Страх, нищета… и надежда
Страх, нищета… и надежда
Мы почувствовали: что-то назревает, как только подъехали к заправочной станции. Среди огромной толпы иракцев с канистрами стоял американский танк. Необычное зрелище. Солдаты спрыгнули с танка и расхаживали вокруг с винтовками наизготовку. Затем я услышал крик и увидел, что американцы, используя свои винтовки как палки, отгоняют тех иракцев, которые явно искушали судьбу. Затем стоявший рядом со мной чернокожий сержант принялся орать на иракца. «Слушай, ты, вали отсюда, кому говорят!» – орал он и размахивал винтовкой.
Иракец оказался телефонистом с кусачками и телефонной трубкой в руках. Он стоял перед открытым релейным шкафом, обмотанный проводами по самые уши, и пытался устранить неисправность, которая оставила Багдад на три недели без телефонной связи, электричества, а в некоторых местах без водоснабжения и канализации. Американец повторил свою команду еще раз. Иракец даже не пошевелился, хотя остальные бурно и невразумительно пытались объяснить, что он делает. Американец начинал терять терпение.

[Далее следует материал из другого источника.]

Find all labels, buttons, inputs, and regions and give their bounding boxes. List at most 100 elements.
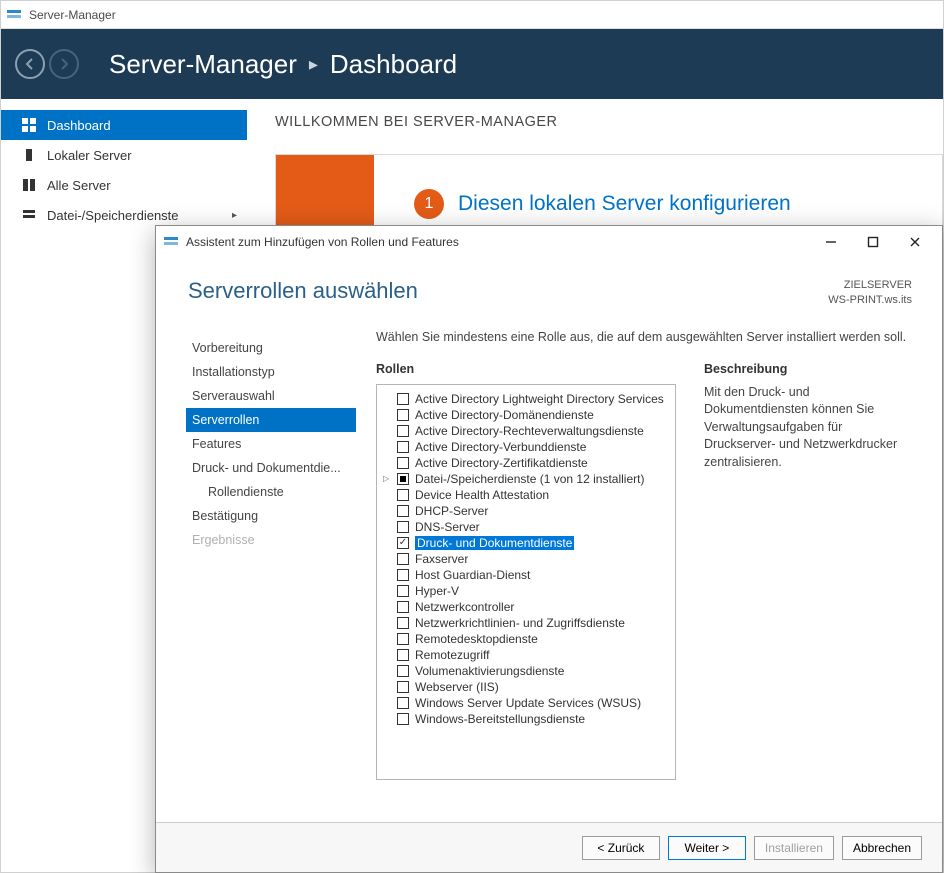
role-row[interactable]: Faxserver	[379, 551, 671, 567]
role-checkbox[interactable]	[397, 649, 409, 661]
role-checkbox[interactable]	[397, 521, 409, 533]
role-label: Active Directory-Domänendienste	[415, 408, 594, 422]
role-checkbox[interactable]	[397, 713, 409, 725]
dashboard-icon	[19, 118, 39, 132]
role-label: DHCP-Server	[415, 504, 488, 518]
breadcrumb-page[interactable]: Dashboard	[330, 49, 457, 80]
wizard-step[interactable]: Vorbereitung	[186, 336, 356, 360]
role-checkbox[interactable]	[397, 585, 409, 597]
role-label: Netzwerkrichtlinien- und Zugriffsdienste	[415, 616, 625, 630]
role-row[interactable]: Active Directory Lightweight Directory S…	[379, 391, 671, 407]
next-button[interactable]: Weiter >	[668, 836, 746, 860]
nav-forward-button[interactable]	[49, 49, 79, 79]
role-label: Active Directory-Zertifikatdienste	[415, 456, 588, 470]
wizard-footer: < Zurück Weiter > Installieren Abbrechen	[156, 822, 942, 872]
tree-expand-icon[interactable]: ▷	[383, 474, 389, 483]
role-checkbox[interactable]	[397, 441, 409, 453]
role-checkbox[interactable]	[397, 601, 409, 613]
role-checkbox[interactable]	[397, 665, 409, 677]
sidebar-item-server[interactable]: Lokaler Server	[1, 140, 247, 170]
sidebar-item-dashboard[interactable]: Dashboard	[1, 110, 247, 140]
wizard-step[interactable]: Serverrollen	[186, 408, 356, 432]
role-row[interactable]: Druck- und Dokumentdienste	[379, 535, 671, 551]
role-label: Windows Server Update Services (WSUS)	[415, 696, 641, 710]
back-button[interactable]: < Zurück	[582, 836, 660, 860]
description-column: Beschreibung Mit den Druck- und Dokument…	[704, 362, 912, 780]
wizard-title: Assistent zum Hinzufügen von Rollen und …	[186, 235, 459, 249]
wizard-step[interactable]: Druck- und Dokumentdie...	[186, 456, 356, 480]
role-label: Remotezugriff	[415, 648, 489, 662]
wizard-header: Serverrollen auswählen ZIELSERVER WS-PRI…	[156, 258, 942, 314]
role-checkbox[interactable]	[397, 633, 409, 645]
role-checkbox[interactable]	[397, 393, 409, 405]
role-label: Remotedesktopdienste	[415, 632, 538, 646]
nav-back-button[interactable]	[15, 49, 45, 79]
main-navbar: Server-Manager ▸ Dashboard	[1, 29, 943, 99]
wizard-step[interactable]: Installationstyp	[186, 360, 356, 384]
role-row[interactable]: Netzwerkrichtlinien- und Zugriffsdienste	[379, 615, 671, 631]
role-checkbox[interactable]	[397, 505, 409, 517]
sidebar-item-label: Datei-/Speicherdienste	[47, 208, 179, 223]
server-icon	[19, 148, 39, 162]
breadcrumb-app[interactable]: Server-Manager	[109, 49, 297, 80]
role-row[interactable]: Hyper-V	[379, 583, 671, 599]
role-row[interactable]: Remotezugriff	[379, 647, 671, 663]
wizard-step[interactable]: Rollendienste	[186, 480, 356, 504]
wizard-titlebar[interactable]: Assistent zum Hinzufügen von Rollen und …	[156, 226, 942, 258]
role-row[interactable]: Active Directory-Rechteverwaltungsdienst…	[379, 423, 671, 439]
role-row[interactable]: DNS-Server	[379, 519, 671, 535]
add-roles-wizard-window: Assistent zum Hinzufügen von Rollen und …	[155, 225, 943, 873]
chevron-right-icon: ▸	[309, 54, 318, 75]
role-label: DNS-Server	[415, 520, 480, 534]
role-checkbox[interactable]	[397, 473, 409, 485]
role-checkbox[interactable]	[397, 409, 409, 421]
wizard-instruction: Wählen Sie mindestens eine Rolle aus, di…	[376, 330, 912, 344]
wizard-step[interactable]: Serverauswahl	[186, 384, 356, 408]
role-row[interactable]: Active Directory-Zertifikatdienste	[379, 455, 671, 471]
role-row[interactable]: Active Directory-Verbunddienste	[379, 439, 671, 455]
quickstart-step-1[interactable]: 1 Diesen lokalen Server konfigurieren	[414, 189, 791, 219]
role-row[interactable]: Device Health Attestation	[379, 487, 671, 503]
role-row[interactable]: Netzwerkcontroller	[379, 599, 671, 615]
chevron-right-icon: ▸	[232, 210, 237, 221]
role-row[interactable]: Remotedesktopdienste	[379, 631, 671, 647]
role-row[interactable]: Webserver (IIS)	[379, 679, 671, 695]
role-checkbox[interactable]	[397, 569, 409, 581]
role-label: Host Guardian-Dienst	[415, 568, 530, 582]
role-row[interactable]: Windows-Bereitstellungsdienste	[379, 711, 671, 727]
role-label: Datei-/Speicherdienste (1 von 12 install…	[415, 472, 644, 486]
role-checkbox[interactable]	[397, 697, 409, 709]
wizard-step[interactable]: Bestätigung	[186, 504, 356, 528]
wizard-step: Ergebnisse	[186, 528, 356, 552]
role-checkbox[interactable]	[397, 537, 409, 549]
nav-arrows	[15, 49, 79, 79]
close-button[interactable]	[894, 228, 936, 256]
wizard-step[interactable]: Features	[186, 432, 356, 456]
role-checkbox[interactable]	[397, 681, 409, 693]
role-checkbox[interactable]	[397, 553, 409, 565]
role-row[interactable]: Host Guardian-Dienst	[379, 567, 671, 583]
step-number-badge: 1	[414, 189, 444, 219]
role-checkbox[interactable]	[397, 425, 409, 437]
cancel-button[interactable]: Abbrechen	[842, 836, 922, 860]
role-row[interactable]: Windows Server Update Services (WSUS)	[379, 695, 671, 711]
role-row[interactable]: Volumenaktivierungsdienste	[379, 663, 671, 679]
step-1-link[interactable]: Diesen lokalen Server konfigurieren	[458, 192, 791, 216]
role-checkbox[interactable]	[397, 489, 409, 501]
sidebar-item-label: Dashboard	[47, 118, 111, 133]
minimize-button[interactable]	[810, 228, 852, 256]
roles-listbox[interactable]: Active Directory Lightweight Directory S…	[376, 384, 676, 780]
role-label: Active Directory-Verbunddienste	[415, 440, 586, 454]
description-header: Beschreibung	[704, 362, 912, 376]
role-checkbox[interactable]	[397, 617, 409, 629]
install-button[interactable]: Installieren	[754, 836, 834, 860]
role-label: Hyper-V	[415, 584, 459, 598]
role-row[interactable]: DHCP-Server	[379, 503, 671, 519]
role-row[interactable]: Active Directory-Domänendienste	[379, 407, 671, 423]
role-checkbox[interactable]	[397, 457, 409, 469]
sidebar-item-servers[interactable]: Alle Server	[1, 170, 247, 200]
target-server-label: ZIELSERVER	[828, 278, 912, 293]
role-label: Active Directory-Rechteverwaltungsdienst…	[415, 424, 644, 438]
maximize-button[interactable]	[852, 228, 894, 256]
role-row[interactable]: ▷ Datei-/Speicherdienste (1 von 12 instal…	[379, 471, 671, 487]
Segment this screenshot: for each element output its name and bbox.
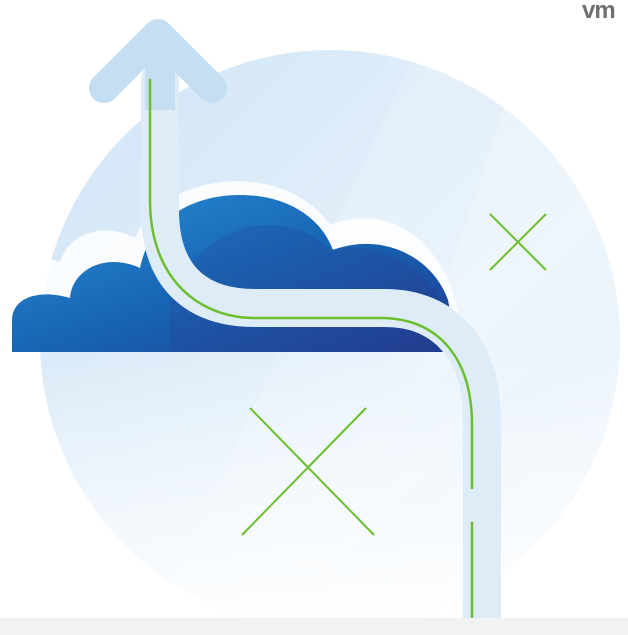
illustration-canvas: vm [0, 0, 628, 635]
cloud-migration-illustration [0, 19, 628, 635]
bottom-bar [0, 618, 628, 635]
vmware-logo: vm [582, 0, 616, 22]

«Ладно, тогда я объясню это по-другому, дружище, – рявкнул сержант, вскинул винтовку к плечу и прицелился иракцу в голову с расстояния полуметра. – Если не уберешься, пристрелю!» В этот момент трагедия казалась неминуемой, поэтому я, к своему ужасу, вмешался. «Слушай, успокойся», – сказал или скорее прохрипел я. Три пары армейских солнцезащитных очков развернулись ко мне, а пара американских винтовок угрожающе качнулись в мою сторону.
В Багдаде стреляют постоянно. Выстрелы звучат за каждым углом. Каждая ночь оживляется хлопками и треском, словно кто-то рядом рвет простыню. В течение последнего получаса я крался мимо десятилетнего пацана с АК-47 через плечо. Он стоял и болтал со своим отцом в дверях магазина. Пять минут назад я вздрогнул, когда другой владелец магазинчика наставил на меня свой пистолет, чтобы показать, как он борется с эпидемией воровства. Но за мои три дня в Багдаде данный инцидент был, безусловно, самым страшным. И в какой-то момент я по-настоящему пожалел, что не надел бронежилет, который любезно предложил мне Фёгал Кин из Би-би-си. «Ты!» – крикнул американец. Именная тесемка на его каске указывала, что его звали Кучма, группа крови А, резус-фактор отрицательный. «Кто такой? Убирайся! Нет, стой, дай-ка мне это, – сказал он, содрогнувшись от гнева, когда увидел мою камеру. – Дай сюда, или я тебя арестую».
Я отказался. Но уже через пару минут мы с Кучмой успокоились и помирились. Он объяснил мне, в каких сложных условиях находятся его люди, пытаясь поддерживать порядок в городе без признанной власти; у каждого иракца под подушкой по пистолету, а у его парней всего в обрез. Мы пожали руки, я извинился, что случайно помешал его работе. Я поздравил его с удивительными достижениями его подчиненных, да и всей американской армии.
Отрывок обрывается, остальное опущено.